En outre, les principes républicains et laïcs – ceux que l’on veut inculquer aux futurs imans – interdisent de se charger de leur formation, pour si peu que ce soit : « L’Etat n’a pas vocation à contrôler les instituts de formation théologiques (…) ni à déterminer le programme de leurs enseignements ». L’Etat laïc n’est pas théologien, il ne saurait privilégier telle ou telle lecture du coran ni interpréter comme cela lui convient le concept de « djihad. »
Que faire alors ?
Le rapport encourage les « responsables du culte musulman » à déterminer « en commun le contenu et le niveau des enseignements religieux » en vue de « créer un label interne au culte musulman. » Or, c’est précisément ce à quoi les musulmans de France ne sont jamais parvenus : les antagonismes religieux (sunnite contre chiite) des différentes organisations musulmanes s’ajoutant aux origines nationales, les Algériens ne s’entendant pas avec les Marocains et, ni les uns ni les autres, avec les Turcs. Il est vain de croire qu’ils se mettront d’accord sur injonction du ministre de l’Intérieur et sur celle du ministre de l’Education nationale pour « créer un label interne au culte musulman. »

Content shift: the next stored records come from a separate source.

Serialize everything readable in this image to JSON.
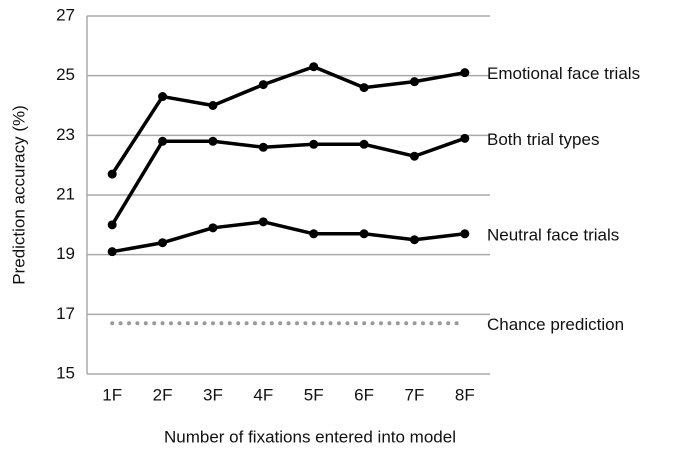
{
  "chart_data": {
    "type": "line",
    "x_label": "Number of fixations entered into model",
    "y_label": "Prediction accuracy (%)",
    "categories": [
      "1F",
      "2F",
      "3F",
      "4F",
      "5F",
      "6F",
      "7F",
      "8F"
    ],
    "series": [
      {
        "name": "Emotional face trials",
        "color": "#000000",
        "values": [
          21.7,
          24.3,
          24.0,
          24.7,
          25.3,
          24.6,
          24.8,
          25.1
        ]
      },
      {
        "name": "Both trial types",
        "color": "#000000",
        "values": [
          20.0,
          22.8,
          22.8,
          22.6,
          22.7,
          22.7,
          22.3,
          22.9
        ]
      },
      {
        "name": "Neutral face trials",
        "color": "#000000",
        "values": [
          19.1,
          19.4,
          19.9,
          20.1,
          19.7,
          19.7,
          19.5,
          19.7
        ]
      },
      {
        "name": "Chance prediction",
        "color": "#999999",
        "dotted": true,
        "values": [
          16.7,
          16.7,
          16.7,
          16.7,
          16.7,
          16.7,
          16.7,
          16.7
        ]
      }
    ],
    "ylim": [
      15,
      27
    ],
    "yticks": [
      15,
      17,
      19,
      21,
      23,
      25,
      27
    ],
    "grid": true
  }
}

Mais ce que néglige ce rapport est cette vérité fondamentale : les imans qui persuadent les jeunes, notamment, de partir pour la Syrie ou de perpétrer des attentats en France ne sont pas sur le territoire français. Leur chaire, c’est Internet ! Ce sont leurs prêches, en vidéo, qui convainquent leurs recrues de passer à l’acte. Et l’on n’a pas encore trouvé la parade. On veut donc promouvoir un « islam à la française » mais le gouvernement s’accommode très bien de ces imans payés par l’Algérie, le Maroc ou la Turquie dont on ne saurait dire qu’ils sont les mieux placés pour militer en faveur d’un islam à la française !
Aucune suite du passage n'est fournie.